Aaron Lee Tasjan’s “Science Friction” Speaks To The Tensions Between Science And Society And How We Got To This Point

Grammy-nominated artist, activist and musician Aaron Lee Tasjan has released a new track titled “Science Friction” that addresses “the tensions between science and society, fact and fraud and progress and peril.” Tasjan looks at our current society and “offers some sobering answers as to how we may have gotten here.” “Science Friction” was co-written with Denny Lloyd.

Across the release of five albums, Tasjan has never been one to shy away from controversial subjects. Broken down into three separate vignettes, “Science Friction” opens with the statement, Man control the weather / Man control the women / Man made the system we all have to live in,” establishing human dominance and the need for control.

Tasjan says:

’Science Friction’ is one story of where we are today in modern day America. The song starts with man and his desire to rule over all. Man is perhaps the ultimate underdog.
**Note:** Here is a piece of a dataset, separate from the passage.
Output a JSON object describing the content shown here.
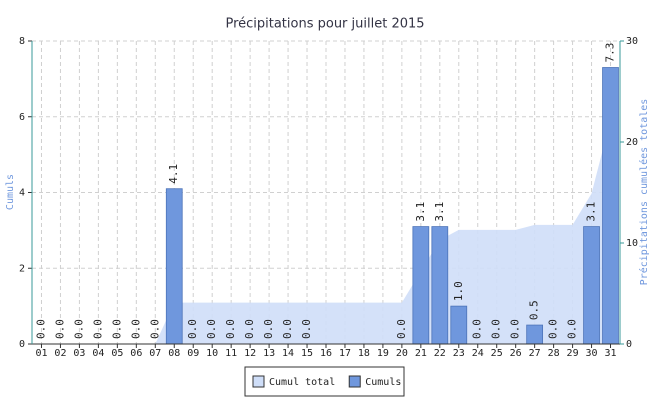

He probably shouldn’t have survived let alone triumphed over so many adversities to end up at the top of the food chain. Verse two is a snapshot of a wayward explorer’s supposed discovery of America which should have lead worldly people of the time to disprove the flat earth theory and yet, there are people still believing in that today. Outliers they may be, but living in America in 2026 makes me wonder if we can really be so dismissive of people championing fringe ideas? The final verse taps into the time-honored tradition of the use of wealth and power as a means of control and exclusion.

The subject matter of each of these lyrical vignettes continue to play out in modern society where they are rubbing together and causing the process of friction to occur within ourselves, amongst each other and in the natural world. ‘Science Friction’ is a song that thinks about how it feels to live in these times when you’re a person who believes in the inherent good of humanity.